Le co-fondateur de Twitter a lancé une attaque virulente contre les médias lundi soir, prenant un large coup sur les réseaux d'information et les accusant de "semer le doute pour promouvoir la suprématie blanche et obtenir l'engagement".
Au lendemain de la condamnation du conseil d'administration de Twitter - dont il est membre - pour ses «complots et coups d'État dysfonctionnels», au milieu de la tentative d'Elon Musk de prendre le contrôle de l'entreprise, Jack Dorsey a visé une autre cible.

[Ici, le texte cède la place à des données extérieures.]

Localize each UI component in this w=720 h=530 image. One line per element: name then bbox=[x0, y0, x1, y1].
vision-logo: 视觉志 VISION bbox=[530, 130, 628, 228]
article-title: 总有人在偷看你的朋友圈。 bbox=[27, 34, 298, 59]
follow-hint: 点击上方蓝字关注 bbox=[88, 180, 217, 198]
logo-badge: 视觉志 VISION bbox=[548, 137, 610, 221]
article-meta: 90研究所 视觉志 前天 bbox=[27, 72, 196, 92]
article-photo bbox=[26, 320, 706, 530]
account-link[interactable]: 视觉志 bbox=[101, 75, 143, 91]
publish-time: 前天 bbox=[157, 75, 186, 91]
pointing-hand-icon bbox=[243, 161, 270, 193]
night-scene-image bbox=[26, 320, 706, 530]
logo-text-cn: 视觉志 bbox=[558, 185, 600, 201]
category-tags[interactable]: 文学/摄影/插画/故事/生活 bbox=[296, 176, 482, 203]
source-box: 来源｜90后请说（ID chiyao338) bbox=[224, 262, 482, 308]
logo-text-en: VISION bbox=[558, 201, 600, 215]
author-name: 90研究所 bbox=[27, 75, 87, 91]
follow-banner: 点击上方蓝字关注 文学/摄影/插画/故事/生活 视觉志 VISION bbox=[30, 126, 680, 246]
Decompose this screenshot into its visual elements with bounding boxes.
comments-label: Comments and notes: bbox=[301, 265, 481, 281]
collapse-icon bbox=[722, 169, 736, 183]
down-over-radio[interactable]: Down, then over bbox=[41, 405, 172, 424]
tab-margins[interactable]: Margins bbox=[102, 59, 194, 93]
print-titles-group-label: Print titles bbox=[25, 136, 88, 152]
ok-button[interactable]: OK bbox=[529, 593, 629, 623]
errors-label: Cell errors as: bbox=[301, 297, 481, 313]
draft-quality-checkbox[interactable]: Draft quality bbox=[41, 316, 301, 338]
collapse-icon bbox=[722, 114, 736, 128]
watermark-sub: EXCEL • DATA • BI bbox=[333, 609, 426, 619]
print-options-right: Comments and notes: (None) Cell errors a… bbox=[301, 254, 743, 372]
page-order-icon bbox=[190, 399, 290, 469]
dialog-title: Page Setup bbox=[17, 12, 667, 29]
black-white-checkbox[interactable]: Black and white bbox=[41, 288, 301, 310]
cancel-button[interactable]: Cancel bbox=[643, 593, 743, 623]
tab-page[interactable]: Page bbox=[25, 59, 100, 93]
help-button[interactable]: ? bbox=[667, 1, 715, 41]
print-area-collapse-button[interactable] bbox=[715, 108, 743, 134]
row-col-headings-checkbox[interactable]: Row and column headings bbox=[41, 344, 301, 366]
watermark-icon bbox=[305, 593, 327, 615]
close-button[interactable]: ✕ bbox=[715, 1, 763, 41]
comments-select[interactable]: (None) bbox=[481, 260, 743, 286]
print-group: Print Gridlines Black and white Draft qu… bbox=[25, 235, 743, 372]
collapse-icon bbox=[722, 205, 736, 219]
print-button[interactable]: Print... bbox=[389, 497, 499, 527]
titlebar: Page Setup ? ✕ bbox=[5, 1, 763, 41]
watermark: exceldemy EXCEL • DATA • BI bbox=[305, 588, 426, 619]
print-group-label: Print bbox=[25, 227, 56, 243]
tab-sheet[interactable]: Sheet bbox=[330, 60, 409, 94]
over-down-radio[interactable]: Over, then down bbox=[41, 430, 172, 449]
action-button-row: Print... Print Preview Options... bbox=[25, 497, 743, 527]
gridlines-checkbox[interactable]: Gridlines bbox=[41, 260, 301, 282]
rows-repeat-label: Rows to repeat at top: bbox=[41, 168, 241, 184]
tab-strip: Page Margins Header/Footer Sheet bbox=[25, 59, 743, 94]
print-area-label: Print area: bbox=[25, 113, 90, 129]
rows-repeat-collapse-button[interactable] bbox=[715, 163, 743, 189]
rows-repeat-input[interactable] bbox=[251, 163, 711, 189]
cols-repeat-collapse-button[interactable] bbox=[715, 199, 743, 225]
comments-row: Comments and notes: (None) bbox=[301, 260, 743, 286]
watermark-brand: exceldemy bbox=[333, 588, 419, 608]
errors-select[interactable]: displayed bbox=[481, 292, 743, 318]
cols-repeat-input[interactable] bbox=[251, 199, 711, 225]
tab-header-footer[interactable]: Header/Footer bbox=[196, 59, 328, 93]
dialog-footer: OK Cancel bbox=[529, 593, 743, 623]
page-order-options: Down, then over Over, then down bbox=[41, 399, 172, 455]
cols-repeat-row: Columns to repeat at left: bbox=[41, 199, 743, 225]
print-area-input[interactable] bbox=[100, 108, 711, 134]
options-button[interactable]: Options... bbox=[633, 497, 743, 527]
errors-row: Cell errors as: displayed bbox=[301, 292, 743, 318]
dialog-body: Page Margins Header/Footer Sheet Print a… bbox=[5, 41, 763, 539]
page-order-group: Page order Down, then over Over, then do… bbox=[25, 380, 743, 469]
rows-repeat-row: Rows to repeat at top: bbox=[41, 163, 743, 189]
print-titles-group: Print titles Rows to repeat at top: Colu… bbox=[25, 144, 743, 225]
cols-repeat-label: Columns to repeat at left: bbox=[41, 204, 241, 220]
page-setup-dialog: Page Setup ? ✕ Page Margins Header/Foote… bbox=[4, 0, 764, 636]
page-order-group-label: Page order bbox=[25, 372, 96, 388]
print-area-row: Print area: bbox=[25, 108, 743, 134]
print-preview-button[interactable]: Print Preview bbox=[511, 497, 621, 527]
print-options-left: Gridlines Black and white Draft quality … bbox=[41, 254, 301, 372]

Dorsey, qui a démissionné de son poste de PDG de Twitter en novembre, s'en est pris à CNN puis à Fox.
Lorsque le correspondant médiatique de CNN, Brian Stelter, a tweeté un lien vers un éditorial accusant Tucker Carlson de Fox de "vendre le doute", Dorsey a répondu: "Et vous vendez tous de l'espoir?"
Alex Salvi de Newsmax est alors intervenu, affirmant que Dorsey défendait l'ancre controversée de Fox.
— Je ne défends rien, répondit Dorsey. 'Tenir un miroir.'
L'ancien PDG Jack Dorsey, photographié en juin lors d'une conférence Bitcoin, a visé lundi soir les médias, critiquant CNN en particulier
Ellen Pao, une capital-risqueuse, est alors intervenue en disant: "Je pensais que son argument était que la presse faisait la même chose, semant le doute pour promouvoir la suprématie blanche et obtenir l'engagement, amplifiant souvent les mauvaises prises, mais maintenant je ne suis plus sûr .'
Dorsey a répondu: "Oui."
Lorsque quelqu'un a souligné que critiquer les médias pour avoir amplifié des opinions extrémistes était ironique de la part du fondateur de Twitter, Dorsey a semblé accepter son point de vue.
"Nous avons certainement vu ce que Twitter fait de positif et de négatif", a déclaré l'homme de 45 ans.
"Je pense que le dénominateur commun est le modèle publicitaire actuel pour tous les médias, pas seulement les médias sociaux."
Lorsqu'un commentateur a noté que CNN "vendait de fausses nouvelles", Dorsey a accepté.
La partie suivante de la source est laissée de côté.